Biden’s hand-picked Secret Service director, Kimberly Cheatle, "should have stepped in immediately and told" Biden that the Secret Service "could not protect if agents were constantly attacked. But failing that, the shocking episode tells us everything we need to know about Biden’s true character," Kessler notes.
Old Joe "also had a habit of swimming nude at the pools at his home and the Naval Observatory," Kessler adds. "Female agents were offended that regularly, they had to watch Biden swim naked. As with the dog-biting incidents, if Biden were an ordinary citizen and exposed himself to women, he would have been arrested."
When it comes to disregarding the welfare of Americans, however, Biden’s handling of the nuclear football takes the cake.
Biden insisted to his Secret Service agents "that they keep the military aide with the nuclear football at least a mile behind his motorcade when he was touring in Delaware," Kessler notes. "In the event of a devastating threatened attack on the U.S., the president—or vice president as his backup—would confirm his identity to the National Military Command Center at the Pentagon over a secure phone in the nuclear football by reading codes from the Sealed Authenticator System card that he is supposed to carry with him at all times."

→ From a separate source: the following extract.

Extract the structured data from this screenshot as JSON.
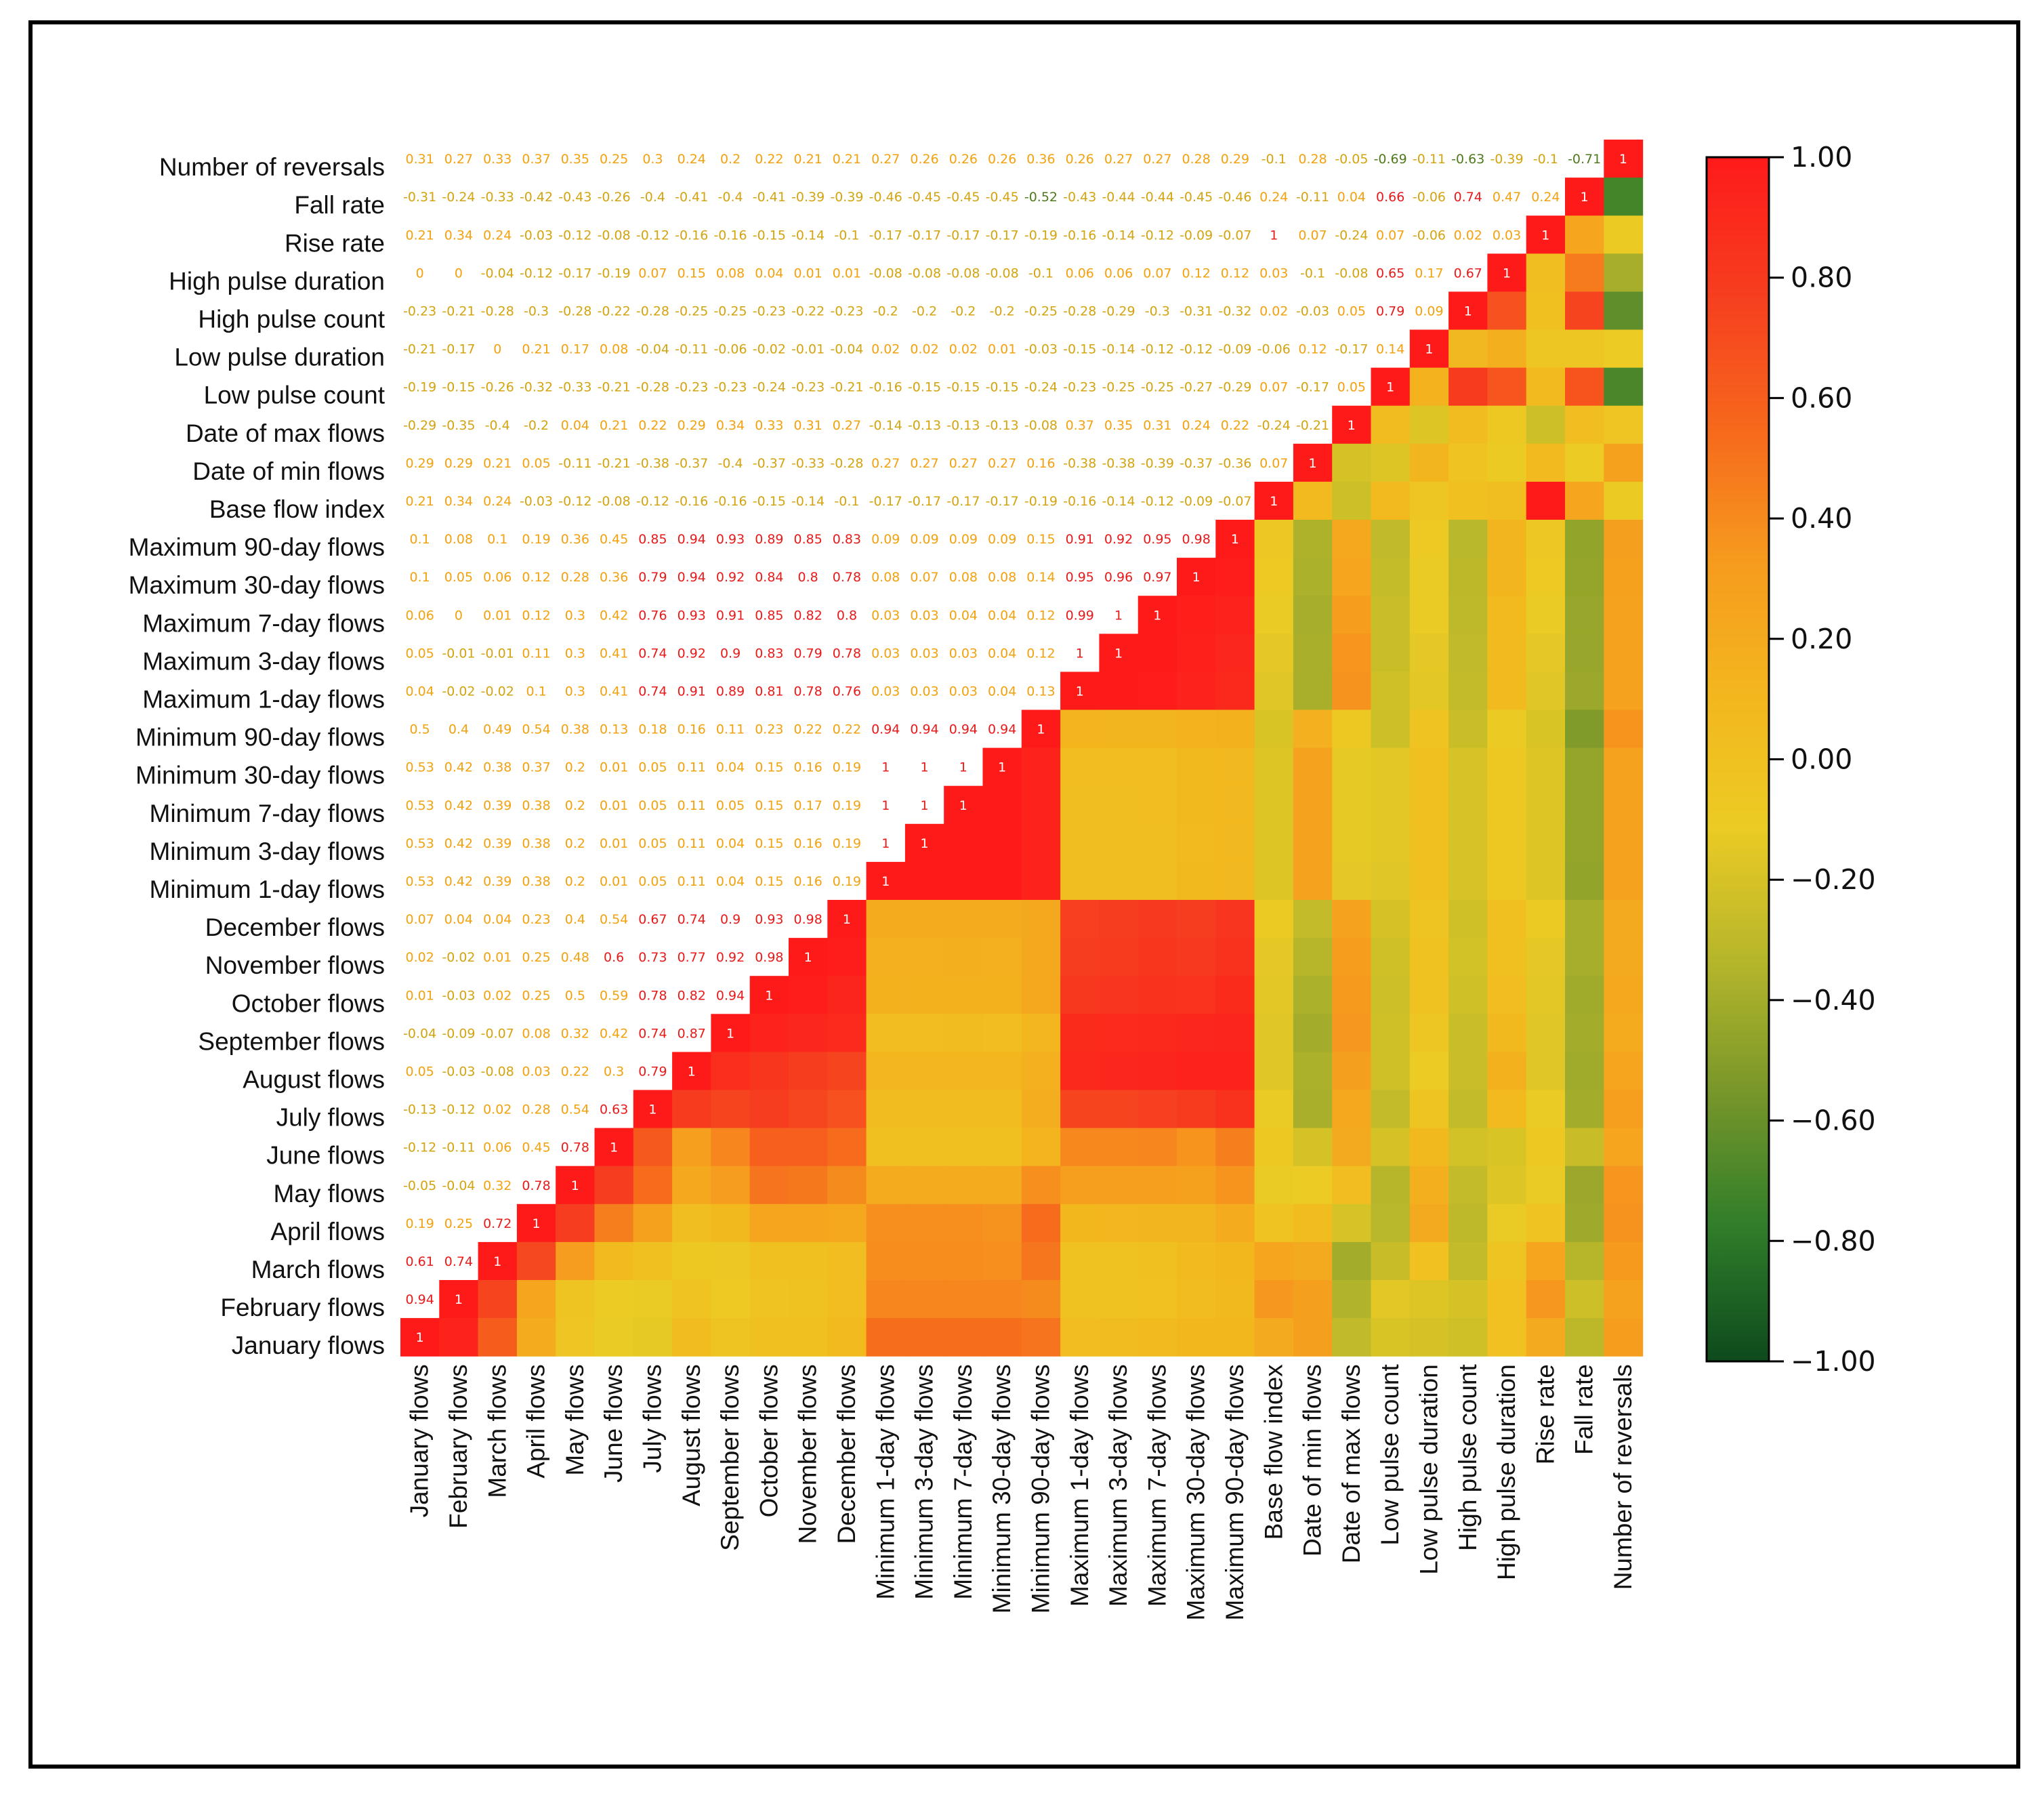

If President Barack Obama had been incapacitated or taken our, "even with no traffic, there would not have been time for the military aide to catch up with Biden to allow him to launch a counterstrike using the nuclear football."
In addition to putting the country at risk when he was in Delaware, "Biden insisted on having only two Secret Service vehicles near him when he vacationed in places such as the Hamptons, instructing the military aide with the nuclear football to remain at a hotel," Kessler adds. "Biden did not want the military aide near him because of pure narcissism: According to agents I interviewed, Biden wanted to project a 'regular Joe' image. A long motorcade would conflict with that image."